Pico-Union Residents Hopeful About Court Order Against Gang


Weary residents and merchants in the gang-plagued Pico-Union neighborhood were cautiously optimistic Monday that something finally will be done about the 18th Street Gang, especially after authorities held a high-profile news conference to say they are going after the gang.

“I hope they do something,” Maria Meyer said as she walked with a friend to a store on Hoover Street, west of downtown. “I’m tired of the gangs. I wish they’d go someplace else.”

Her neighbor and friend, who accompanied her on a trip for milk and tortillas under the hot mid-morning sun, agreed, but she was not overly optimistic. “I hate them, too,” Ofelia Rivera said, “but will the gangs go away? I’m not sure. I want to see the police succeed, but I have to live there. They don’t. Will it do any good? Who knows?”

The comments by the two Pico-Union women came shortly after numerous public officials, led by Mayor Richard Riordan, vowed before a host of TV cameras and reporters to take aim at the 18th Street Gang--considered to be the largest and most dangerous in Los Angeles--and at least 50 of its members.

Dist. Atty. Gil Garcetti and Los Angeles City Atty. James Hahn told the gathering that their offices are seeking an injunction to restrict the gang’s activities in a square-mile area of Pico-Union. The proposed injunction would bar the gang members from engaging in a variety of otherwise legal activities, such as standing, sitting, walking, driving, gathering or appearing anywhere in public view together.


Garcetti went out of his way to say the proposed injunction would prohibit such activities involving two or more identified members of the 18th Street Gang. Other court injunctions have prohibited the gathering of three or more gang members.

The proposed Pico-Union injunction also seeks to ban them from:

* Knowingly remaining in the presence of anyone selling, possessing or using any controlled substance or related paraphernalia.

* Possessing or using a pager, beeper, cellular telephone or police scanner in any public place or any place open to public view.

* Blocking the free passage of any person or vehicle on any street, walkway, sidewalk, driveway or alleyway.

* Being present in an uninhabited or abandoned apartment, condominium or building.
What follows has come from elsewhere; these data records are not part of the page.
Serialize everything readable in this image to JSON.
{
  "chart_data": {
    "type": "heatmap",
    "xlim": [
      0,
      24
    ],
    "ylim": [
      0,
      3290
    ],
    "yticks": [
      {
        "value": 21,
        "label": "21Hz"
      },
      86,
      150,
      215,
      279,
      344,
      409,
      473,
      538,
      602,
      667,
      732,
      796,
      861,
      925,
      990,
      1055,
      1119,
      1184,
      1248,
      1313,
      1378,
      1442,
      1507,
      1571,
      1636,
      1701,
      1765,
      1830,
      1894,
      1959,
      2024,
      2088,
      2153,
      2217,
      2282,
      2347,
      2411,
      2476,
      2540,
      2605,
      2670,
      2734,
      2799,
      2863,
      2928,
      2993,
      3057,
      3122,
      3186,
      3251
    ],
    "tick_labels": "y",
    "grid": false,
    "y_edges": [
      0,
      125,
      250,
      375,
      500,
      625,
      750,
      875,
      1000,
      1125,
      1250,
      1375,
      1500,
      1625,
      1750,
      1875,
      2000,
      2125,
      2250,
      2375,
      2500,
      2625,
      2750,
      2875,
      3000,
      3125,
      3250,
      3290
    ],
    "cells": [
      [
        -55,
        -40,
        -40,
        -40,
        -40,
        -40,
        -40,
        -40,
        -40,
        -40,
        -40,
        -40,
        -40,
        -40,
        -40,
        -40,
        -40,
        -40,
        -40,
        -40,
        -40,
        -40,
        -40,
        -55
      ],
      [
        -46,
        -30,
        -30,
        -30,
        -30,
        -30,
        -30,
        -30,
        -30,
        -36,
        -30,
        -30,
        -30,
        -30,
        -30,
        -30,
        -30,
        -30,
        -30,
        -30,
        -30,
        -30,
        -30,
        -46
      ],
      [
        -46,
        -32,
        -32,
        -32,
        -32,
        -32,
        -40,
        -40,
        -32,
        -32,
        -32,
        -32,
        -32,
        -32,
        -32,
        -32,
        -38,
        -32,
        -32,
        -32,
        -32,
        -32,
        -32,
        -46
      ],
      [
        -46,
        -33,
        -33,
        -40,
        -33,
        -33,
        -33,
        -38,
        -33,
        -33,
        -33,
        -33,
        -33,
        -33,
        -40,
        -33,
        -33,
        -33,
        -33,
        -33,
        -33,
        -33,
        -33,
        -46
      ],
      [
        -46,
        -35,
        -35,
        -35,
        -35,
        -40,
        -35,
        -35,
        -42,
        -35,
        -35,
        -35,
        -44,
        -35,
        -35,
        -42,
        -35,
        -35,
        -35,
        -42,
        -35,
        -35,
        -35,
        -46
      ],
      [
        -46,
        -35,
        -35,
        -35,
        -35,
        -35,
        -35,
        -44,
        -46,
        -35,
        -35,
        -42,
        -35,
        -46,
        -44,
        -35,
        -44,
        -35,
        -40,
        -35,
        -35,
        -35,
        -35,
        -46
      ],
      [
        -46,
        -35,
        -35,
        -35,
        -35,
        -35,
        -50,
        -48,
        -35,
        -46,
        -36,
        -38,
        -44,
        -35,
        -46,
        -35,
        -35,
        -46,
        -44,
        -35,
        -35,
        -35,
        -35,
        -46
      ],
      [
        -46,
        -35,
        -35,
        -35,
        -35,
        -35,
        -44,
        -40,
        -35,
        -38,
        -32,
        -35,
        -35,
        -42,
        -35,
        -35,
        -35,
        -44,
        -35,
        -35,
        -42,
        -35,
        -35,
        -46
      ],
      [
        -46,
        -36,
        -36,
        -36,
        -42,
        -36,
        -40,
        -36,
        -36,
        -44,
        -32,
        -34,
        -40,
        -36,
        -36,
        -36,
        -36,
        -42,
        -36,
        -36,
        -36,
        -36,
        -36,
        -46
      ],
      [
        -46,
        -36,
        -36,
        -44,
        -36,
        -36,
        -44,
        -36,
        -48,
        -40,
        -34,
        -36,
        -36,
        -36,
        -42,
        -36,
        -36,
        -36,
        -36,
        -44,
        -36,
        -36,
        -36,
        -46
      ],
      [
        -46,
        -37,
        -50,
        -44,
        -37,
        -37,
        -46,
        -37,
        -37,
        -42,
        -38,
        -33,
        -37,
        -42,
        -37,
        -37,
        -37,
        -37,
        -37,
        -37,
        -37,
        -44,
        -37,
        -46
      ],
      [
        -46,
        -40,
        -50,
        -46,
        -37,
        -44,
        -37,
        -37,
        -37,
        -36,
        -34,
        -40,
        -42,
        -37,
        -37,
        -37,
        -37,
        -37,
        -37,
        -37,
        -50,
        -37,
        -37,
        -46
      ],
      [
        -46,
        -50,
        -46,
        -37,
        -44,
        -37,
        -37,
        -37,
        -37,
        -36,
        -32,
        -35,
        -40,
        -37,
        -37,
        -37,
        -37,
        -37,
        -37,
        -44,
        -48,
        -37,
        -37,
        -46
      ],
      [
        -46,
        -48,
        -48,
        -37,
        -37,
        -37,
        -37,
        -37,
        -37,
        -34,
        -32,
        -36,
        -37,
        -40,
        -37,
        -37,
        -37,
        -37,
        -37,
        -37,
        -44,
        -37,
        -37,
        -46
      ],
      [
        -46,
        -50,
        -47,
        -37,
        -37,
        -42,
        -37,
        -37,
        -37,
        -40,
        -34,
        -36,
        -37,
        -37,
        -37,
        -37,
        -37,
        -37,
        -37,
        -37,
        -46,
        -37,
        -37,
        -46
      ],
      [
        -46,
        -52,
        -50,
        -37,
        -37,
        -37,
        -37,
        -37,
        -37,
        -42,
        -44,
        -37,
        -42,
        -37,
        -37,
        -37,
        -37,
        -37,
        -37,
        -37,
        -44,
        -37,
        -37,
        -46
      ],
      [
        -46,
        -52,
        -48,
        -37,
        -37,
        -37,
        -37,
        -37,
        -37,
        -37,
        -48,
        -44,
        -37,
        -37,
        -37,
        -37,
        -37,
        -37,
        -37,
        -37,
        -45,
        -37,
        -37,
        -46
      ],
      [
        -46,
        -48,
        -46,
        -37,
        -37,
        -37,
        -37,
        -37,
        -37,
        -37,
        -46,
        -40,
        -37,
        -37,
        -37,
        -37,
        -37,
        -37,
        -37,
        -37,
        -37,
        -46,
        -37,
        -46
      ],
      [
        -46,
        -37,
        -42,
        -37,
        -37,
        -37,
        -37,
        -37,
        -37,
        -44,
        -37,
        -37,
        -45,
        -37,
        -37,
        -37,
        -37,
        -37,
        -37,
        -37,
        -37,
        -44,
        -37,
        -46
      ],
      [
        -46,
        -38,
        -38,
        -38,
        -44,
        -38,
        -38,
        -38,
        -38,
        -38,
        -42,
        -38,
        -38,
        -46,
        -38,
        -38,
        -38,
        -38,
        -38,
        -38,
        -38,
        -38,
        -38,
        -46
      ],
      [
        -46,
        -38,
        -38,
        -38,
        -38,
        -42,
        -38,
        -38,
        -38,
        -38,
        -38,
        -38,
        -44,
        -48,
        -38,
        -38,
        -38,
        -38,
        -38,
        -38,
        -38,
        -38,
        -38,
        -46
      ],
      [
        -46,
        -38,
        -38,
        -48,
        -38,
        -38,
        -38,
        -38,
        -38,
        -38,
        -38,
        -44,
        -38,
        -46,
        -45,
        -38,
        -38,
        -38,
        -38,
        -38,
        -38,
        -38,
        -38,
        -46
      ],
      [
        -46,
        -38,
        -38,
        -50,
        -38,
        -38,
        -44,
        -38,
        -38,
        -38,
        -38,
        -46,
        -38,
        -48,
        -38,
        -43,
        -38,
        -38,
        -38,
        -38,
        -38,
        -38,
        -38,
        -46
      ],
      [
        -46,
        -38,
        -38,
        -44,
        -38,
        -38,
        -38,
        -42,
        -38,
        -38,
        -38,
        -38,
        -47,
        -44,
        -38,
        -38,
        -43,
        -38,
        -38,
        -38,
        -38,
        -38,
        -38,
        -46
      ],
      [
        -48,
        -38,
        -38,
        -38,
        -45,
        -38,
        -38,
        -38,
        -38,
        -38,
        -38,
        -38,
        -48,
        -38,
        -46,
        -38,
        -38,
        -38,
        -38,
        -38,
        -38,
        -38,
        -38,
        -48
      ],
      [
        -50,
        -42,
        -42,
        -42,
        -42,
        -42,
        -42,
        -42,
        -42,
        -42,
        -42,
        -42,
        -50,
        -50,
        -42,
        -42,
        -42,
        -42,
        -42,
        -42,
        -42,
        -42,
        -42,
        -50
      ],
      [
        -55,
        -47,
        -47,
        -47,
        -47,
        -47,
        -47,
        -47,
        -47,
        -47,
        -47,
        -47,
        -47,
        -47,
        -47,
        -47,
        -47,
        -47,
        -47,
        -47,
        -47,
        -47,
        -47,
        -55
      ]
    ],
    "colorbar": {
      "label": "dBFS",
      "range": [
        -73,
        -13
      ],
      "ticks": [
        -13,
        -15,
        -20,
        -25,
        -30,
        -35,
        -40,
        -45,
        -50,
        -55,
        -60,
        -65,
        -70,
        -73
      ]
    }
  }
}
In calling the court injunction the most ambitious ever sought against a gang in Southern California, Garcetti said it was a warning to 18th Street Gang members.

“This is only the beginning,” he said. “The injunction is a cooperative effort to end the 18th Street Gang’s reign of terror in Pico-Union, the heart of the gang’s illegal activities.”

Interim Los Angeles Police Chief Bayan Lewis said officers have served 36 of the 50 identified gang members with papers about the court action sought.

The complaint seeking the injunction is scheduled to be heard before Los Angeles Superior Court Judge William Beverly Aug. 29.

An estimated 200 18th Street members are said to be within the targeted area, bounded on the north by 9th Street, on the east by the Harbor Freeway, on the south by Washington Boulevard and the Santa Monica Freeway and on the west by Hoover Street.

Injunctions have become the most recent tool to restrict street gang activities in Los Angeles, with one last month aimed at an 18th Street clique in the Jefferson Park section of southwest Los Angeles.

The constitutionality of injunctions was upheld by the state Supreme Court in February.

Nevertheless, some questioned Monday’s announcement.

“The bottom line is that [court injunctions] don’t work,” said Elizabeth Schroeder, associate director of the ACLU of Southern California. She cited an ACLU study in the Blythe Street area of the San Fernando Valley that showed the court action didn’t decrease crime in the targeted area and that crime in surrounding areas went up.

“We still believe it is unconstitutional and the [state] Supreme Court is wrong,” Schroeder said.

Garcetti, reached later, said the ACLU’s conclusions are “simply not accurate. . . . Go into the community where they obtained an injunction and talk to the residents, talk to the police officers, talk to anyone in the area and ask them if things have gotten better.

“I venture to say that you’ll see smiles and great enthusiasm. Crime has virtually disappeared. The injunctions do work.”

Meanwhile, those in Pico-Union interviewed by The Times on Monday said they could care less about constitutionality. They want the 18th Street Gang stopped.

“I don’t care about the courts and things like that,” said one man as he sold paletas--frozen fruit bars--from a pushcart on Pico Boulevard. “I’m tired of them ordering me around, taking money from me. Is it right? Hell no. . . . Tell the police that.”